-À quoi bon ? Je suppose que j'aurais fait pareil, à sa place. Se trimbaler un blessé, quand on est pressé, jamais une bonne idée. »

Le seigneur ricana. « C'est pourtant bien ce que je suis en train de faire. Remettrais-tu mon jugement en question ? Devrais-je me débarrasser de toi ? »

Parsifal lui glissa un regard soupçonneux. « En quoi mon opinion compte-t-elle ?

-À toi de me le dire. Peux-tu encore m'être utile ? »

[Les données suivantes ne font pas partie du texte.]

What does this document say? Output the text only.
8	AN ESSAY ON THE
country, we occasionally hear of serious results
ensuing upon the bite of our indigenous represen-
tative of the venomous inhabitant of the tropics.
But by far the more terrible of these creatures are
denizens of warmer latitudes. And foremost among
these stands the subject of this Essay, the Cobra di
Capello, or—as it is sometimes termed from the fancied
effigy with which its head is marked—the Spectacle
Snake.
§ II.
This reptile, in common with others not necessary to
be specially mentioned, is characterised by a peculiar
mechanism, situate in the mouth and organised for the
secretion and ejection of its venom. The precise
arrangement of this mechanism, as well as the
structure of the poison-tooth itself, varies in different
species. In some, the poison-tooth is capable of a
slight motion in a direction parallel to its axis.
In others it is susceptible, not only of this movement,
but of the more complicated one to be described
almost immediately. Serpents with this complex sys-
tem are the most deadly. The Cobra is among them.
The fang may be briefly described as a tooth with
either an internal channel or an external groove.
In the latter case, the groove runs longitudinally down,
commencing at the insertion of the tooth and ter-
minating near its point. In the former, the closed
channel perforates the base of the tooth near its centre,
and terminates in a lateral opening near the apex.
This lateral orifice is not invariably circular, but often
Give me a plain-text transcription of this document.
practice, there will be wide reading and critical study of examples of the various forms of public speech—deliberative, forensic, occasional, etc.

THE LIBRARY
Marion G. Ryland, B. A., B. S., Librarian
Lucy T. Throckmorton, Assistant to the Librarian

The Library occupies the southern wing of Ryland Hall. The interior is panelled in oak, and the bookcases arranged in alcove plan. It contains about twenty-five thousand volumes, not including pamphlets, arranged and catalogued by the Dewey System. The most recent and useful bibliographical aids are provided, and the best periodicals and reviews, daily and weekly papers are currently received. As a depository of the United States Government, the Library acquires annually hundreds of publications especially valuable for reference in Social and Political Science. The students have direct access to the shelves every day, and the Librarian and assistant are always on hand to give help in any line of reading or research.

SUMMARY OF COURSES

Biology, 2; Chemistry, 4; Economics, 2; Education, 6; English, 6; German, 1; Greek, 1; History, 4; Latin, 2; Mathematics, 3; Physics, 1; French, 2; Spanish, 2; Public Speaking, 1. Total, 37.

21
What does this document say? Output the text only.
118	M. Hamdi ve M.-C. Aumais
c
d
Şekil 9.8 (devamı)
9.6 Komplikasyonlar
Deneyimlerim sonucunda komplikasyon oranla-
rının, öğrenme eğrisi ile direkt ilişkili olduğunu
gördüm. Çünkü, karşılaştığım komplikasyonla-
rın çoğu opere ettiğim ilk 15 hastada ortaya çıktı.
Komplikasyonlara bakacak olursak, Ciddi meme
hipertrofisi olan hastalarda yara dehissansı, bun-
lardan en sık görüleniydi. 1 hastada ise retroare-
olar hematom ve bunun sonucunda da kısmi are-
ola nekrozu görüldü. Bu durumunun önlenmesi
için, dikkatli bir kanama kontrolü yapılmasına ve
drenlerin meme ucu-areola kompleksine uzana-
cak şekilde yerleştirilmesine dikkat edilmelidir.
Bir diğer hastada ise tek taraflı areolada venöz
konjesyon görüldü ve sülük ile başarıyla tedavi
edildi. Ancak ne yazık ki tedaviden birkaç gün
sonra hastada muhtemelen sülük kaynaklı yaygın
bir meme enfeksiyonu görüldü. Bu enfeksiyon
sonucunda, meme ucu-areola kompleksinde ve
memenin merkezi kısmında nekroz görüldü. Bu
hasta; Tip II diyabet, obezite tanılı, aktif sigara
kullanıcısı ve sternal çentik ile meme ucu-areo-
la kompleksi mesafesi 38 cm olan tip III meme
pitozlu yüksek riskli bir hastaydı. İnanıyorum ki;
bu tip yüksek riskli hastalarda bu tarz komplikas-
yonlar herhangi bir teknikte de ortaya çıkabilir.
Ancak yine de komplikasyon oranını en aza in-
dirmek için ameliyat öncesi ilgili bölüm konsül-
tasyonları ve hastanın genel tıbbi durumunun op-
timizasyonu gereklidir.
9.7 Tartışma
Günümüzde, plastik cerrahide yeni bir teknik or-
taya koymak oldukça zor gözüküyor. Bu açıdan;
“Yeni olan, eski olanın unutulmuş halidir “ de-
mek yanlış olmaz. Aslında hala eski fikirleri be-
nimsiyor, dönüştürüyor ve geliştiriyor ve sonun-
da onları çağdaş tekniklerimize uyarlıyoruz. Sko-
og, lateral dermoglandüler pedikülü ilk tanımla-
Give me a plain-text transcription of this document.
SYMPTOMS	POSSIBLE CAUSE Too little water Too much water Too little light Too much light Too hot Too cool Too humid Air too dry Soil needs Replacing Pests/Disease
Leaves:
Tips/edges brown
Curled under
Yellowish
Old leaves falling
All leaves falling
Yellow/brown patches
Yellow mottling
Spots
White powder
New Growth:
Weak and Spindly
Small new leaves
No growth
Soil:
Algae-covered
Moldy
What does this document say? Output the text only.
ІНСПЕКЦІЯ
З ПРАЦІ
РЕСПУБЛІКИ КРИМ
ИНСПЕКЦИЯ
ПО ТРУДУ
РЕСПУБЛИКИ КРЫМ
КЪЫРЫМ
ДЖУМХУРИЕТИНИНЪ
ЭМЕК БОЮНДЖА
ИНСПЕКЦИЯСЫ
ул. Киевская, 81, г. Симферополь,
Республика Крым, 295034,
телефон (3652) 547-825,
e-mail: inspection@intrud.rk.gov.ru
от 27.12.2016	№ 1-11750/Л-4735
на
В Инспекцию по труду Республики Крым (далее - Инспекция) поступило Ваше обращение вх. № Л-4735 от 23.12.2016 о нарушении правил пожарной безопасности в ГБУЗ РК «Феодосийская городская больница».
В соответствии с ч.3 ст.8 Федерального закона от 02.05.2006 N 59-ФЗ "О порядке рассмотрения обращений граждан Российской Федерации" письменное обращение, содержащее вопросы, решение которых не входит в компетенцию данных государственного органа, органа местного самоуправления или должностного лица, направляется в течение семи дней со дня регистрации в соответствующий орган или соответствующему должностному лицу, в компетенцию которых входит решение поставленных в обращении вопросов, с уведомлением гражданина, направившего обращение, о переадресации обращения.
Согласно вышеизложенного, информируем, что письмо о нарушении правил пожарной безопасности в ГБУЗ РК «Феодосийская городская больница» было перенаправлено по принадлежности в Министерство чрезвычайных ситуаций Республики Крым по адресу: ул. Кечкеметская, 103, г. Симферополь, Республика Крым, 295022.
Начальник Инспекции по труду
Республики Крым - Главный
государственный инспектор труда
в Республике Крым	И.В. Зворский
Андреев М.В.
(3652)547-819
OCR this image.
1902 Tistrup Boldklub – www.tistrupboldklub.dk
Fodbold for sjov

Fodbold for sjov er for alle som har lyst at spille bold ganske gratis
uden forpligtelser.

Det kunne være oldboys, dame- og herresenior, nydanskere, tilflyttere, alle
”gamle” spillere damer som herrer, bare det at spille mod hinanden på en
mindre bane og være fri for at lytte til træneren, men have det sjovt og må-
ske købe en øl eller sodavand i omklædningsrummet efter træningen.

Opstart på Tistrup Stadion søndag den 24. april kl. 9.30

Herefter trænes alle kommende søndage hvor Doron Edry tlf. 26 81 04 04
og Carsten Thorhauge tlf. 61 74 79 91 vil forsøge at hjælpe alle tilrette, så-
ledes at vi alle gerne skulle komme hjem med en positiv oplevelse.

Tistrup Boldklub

Un éclair étincela dans ses yeux. De l'espoir. Mais il restait méfiant. « Je vous l'ai dit, je ne sais pas où il est.

-Et je t'ai dit que moi, je pensais savoir.

-Dans ce cas que vous faut-il ? Une bonne lame ? Un homme capable de faire le beau comme le sale boulot ? »

Amadeus hocha la tête. « Il me faut surtout un homme fiable. Salazar est un traître. Il m'a trahi. Il t'a trahi. Et il a laissé une place vide, une place à prendre. À toi de voir si tu préfères rester le séide de ton aînarque et subir le même sort que lui ou si tu préfères te montrer plus avisé et prendre sa place.

-Pour ce qui est des comptes, de jouer avec les chiffres, d'investir l'argent...

-À chaque homme sa fonction. Ce n'est pas aux comptes que je te destine. On peut remplacer un commerçant, mais il est moins aisé de remplacer un chef. » Il se frotta le front. « Je veux que tu me retournes tous ceux de ses gens qui seraient aussi avisés que toi. Je veux que tu élimines les autres. Et surtout, je ne veux pas de dissension dans ma famille. » Il avait conclu comme si Parsifal l'avait d'ores et déjà assuré de sa loyauté. Avec une certaine satisfaction, il constata cependant qu'il ne protestait pas. Il serait idiot de le faire. D'un doigt, le seigneur écarta le rideau pour jeter un œil au-dehors. « Et puis, j'aurai bientôt une tâche pour toi... Une épreuve de loyauté, en somme. »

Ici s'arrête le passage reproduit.